Frage: Der Lockdown ist lang und anstrengend, viele Bürgerinnen und Bürger halten sich nicht mehr exakt an jede Einschränkung. Wie ist das bei Ihnen?

Wissing: Schon seit Längerem nutze ich eine FFP2-Maske und habe private wie berufliche Kontakte auf das Nötigste reduziert. Für mich als Politiker ist die momentane Situation sehr schwierig. Zwar muss ich weniger Zeit im Auto verbringen, sonst fahre ich 80.000 Kilometer jährlich mit dem Auto durch Rheinland-Pfalz, aber das, was Politik ausmacht, der Dialog mit den Bürgerinnen und Bürgern, muss weitgehend in den virtuellen Raum verlagert werden. Digitale Formate sind durchaus wichtig, aber im Gegensatz zu den traditionellen politischen Veranstaltungen geht dabei auch sehr viel verloren: die Emotionen, die Interaktion, die Nähe.

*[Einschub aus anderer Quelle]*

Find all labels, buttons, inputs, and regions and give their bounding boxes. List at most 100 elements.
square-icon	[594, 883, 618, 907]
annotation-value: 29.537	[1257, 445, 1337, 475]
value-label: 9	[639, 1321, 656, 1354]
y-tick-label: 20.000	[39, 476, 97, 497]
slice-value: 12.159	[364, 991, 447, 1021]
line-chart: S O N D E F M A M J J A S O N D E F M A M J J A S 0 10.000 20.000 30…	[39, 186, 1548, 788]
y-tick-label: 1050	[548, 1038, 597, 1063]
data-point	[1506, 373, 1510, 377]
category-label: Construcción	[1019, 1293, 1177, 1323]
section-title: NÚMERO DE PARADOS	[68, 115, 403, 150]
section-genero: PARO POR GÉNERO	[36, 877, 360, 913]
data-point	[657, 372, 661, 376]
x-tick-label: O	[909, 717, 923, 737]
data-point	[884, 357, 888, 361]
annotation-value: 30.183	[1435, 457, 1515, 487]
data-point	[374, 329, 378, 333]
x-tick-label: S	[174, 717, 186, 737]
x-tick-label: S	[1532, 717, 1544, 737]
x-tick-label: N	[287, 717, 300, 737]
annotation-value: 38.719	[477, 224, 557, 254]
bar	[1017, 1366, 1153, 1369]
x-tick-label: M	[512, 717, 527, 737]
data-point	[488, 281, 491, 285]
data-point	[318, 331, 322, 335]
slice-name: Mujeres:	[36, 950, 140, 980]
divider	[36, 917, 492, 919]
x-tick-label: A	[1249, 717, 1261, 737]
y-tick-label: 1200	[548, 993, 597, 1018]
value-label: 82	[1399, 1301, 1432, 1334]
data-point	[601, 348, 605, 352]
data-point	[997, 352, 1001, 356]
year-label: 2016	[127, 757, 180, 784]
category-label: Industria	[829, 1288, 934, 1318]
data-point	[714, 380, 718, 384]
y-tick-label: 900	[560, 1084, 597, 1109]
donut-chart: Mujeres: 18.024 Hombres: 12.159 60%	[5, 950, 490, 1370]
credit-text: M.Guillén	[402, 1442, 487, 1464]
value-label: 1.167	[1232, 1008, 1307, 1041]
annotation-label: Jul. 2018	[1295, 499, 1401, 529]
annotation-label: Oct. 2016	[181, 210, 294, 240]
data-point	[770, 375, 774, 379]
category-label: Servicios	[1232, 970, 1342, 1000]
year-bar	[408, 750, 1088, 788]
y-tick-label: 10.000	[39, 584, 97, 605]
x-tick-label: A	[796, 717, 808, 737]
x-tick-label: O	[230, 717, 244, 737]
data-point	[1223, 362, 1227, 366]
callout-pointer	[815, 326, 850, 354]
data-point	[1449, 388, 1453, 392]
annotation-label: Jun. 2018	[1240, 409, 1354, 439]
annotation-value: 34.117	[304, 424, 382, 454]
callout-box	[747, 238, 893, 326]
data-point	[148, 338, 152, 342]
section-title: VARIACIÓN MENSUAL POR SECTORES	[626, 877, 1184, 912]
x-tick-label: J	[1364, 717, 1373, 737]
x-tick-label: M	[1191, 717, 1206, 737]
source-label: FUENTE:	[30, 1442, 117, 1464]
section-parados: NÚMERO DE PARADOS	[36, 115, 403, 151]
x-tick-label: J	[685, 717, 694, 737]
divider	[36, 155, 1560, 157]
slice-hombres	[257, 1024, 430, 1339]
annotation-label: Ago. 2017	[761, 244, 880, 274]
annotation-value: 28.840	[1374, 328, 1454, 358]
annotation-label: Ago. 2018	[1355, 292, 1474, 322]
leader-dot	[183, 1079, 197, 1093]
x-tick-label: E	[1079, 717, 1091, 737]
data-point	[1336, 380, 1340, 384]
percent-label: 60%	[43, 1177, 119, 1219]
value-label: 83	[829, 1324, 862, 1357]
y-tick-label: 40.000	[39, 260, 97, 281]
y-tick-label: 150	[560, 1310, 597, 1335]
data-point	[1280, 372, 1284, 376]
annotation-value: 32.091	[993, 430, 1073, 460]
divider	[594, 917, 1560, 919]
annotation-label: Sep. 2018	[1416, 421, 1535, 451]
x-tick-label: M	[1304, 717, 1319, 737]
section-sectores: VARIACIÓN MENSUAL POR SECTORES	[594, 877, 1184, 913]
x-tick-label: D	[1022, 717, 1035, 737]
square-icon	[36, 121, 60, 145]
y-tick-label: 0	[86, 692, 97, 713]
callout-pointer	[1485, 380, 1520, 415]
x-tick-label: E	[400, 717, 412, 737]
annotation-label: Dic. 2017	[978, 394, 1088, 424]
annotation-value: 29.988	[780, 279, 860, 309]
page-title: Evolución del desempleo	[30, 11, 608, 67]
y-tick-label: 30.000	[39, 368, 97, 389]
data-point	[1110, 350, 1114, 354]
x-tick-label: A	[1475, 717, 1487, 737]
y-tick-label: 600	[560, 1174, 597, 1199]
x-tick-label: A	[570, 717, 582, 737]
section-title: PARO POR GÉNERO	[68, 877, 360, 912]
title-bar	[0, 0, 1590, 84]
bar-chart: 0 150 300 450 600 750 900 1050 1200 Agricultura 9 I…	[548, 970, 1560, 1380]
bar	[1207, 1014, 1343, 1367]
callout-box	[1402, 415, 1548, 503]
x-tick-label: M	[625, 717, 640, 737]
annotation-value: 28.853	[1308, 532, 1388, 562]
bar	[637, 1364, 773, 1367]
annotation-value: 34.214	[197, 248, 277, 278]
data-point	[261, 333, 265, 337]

Frage: Wie nutzen Sie die gesparte Zeit?

Wissing: Man verbringt mehr Zeit zu Hause und kann im Homeoffice ein paar private Dinge nebenbei erledigen, aber man hat am Ende nicht unbedingt mehr Zeit. Der Wegfall klassischer politischer Veranstaltungen wird durch zusätzliche Telefon-, Videokonferenzen und digitale Veranstaltungsformate mehr als ausgeglichen. Da viele davon aber aus dem Homeoffice heraus gemacht werden können, bleibt trotzdem Zeit, Dinge zu tun, die sonst aufgrund der Ferne nicht möglich wären: Zum Beispiel für die Familie kochen, das mache ich sehr gern. Eine gute selbstgemachte Linsensuppe braucht wenig Aufmerksamkeit, aber insgesamt viel Zeit. Wenn man nur eine Stunde zu Hause ist, kann man die vom Speiseplan streichen. Ähnlich ist es beim Brotbacken, was ich seit vielen Jahren selbst mache.

Frage: Wie sehr leidet Ihre Familie unter der Pandemie?

Wissing: Wir können fast jeden Abend gemeinsam essen. Das ist großartig, weil es den Tag gut ausklingen lässt. Es ist schön, mehr Zeit zu Hause verbringen zu dürfen. Aber sonst ist die Pandemie auch eine sehr bedrückende Erfahrung für uns. Meine Tochter leidet, weil sie ihre Freundinnen nicht sehen kann. Sie ist gerade 17 geworden – in dem Alter will man sich mit anderen austauschen. Das geht im Moment nur sehr eingeschränkt. Meine 85-jährige Schwiegermutter, die mit auf unserem Grundstück lebt, hat sich isoliert, weil sie zur Risikogruppe gehört. Je länger der Lockdown dauert, desto mehr wird das zum Problem: Sie vereinsamt, das bedrückt uns sehr. Ich vermisse auch sehr den geselligen Austausch mit meinen Eltern und meiner Schwester. Wie Millionen andere Familien wollen wir uns sehen, uns besuchen und austauschen. Corona schränkt unser aller Sozialleben ein und das dürfte einer der schlimmsten Effekte überhaupt sein.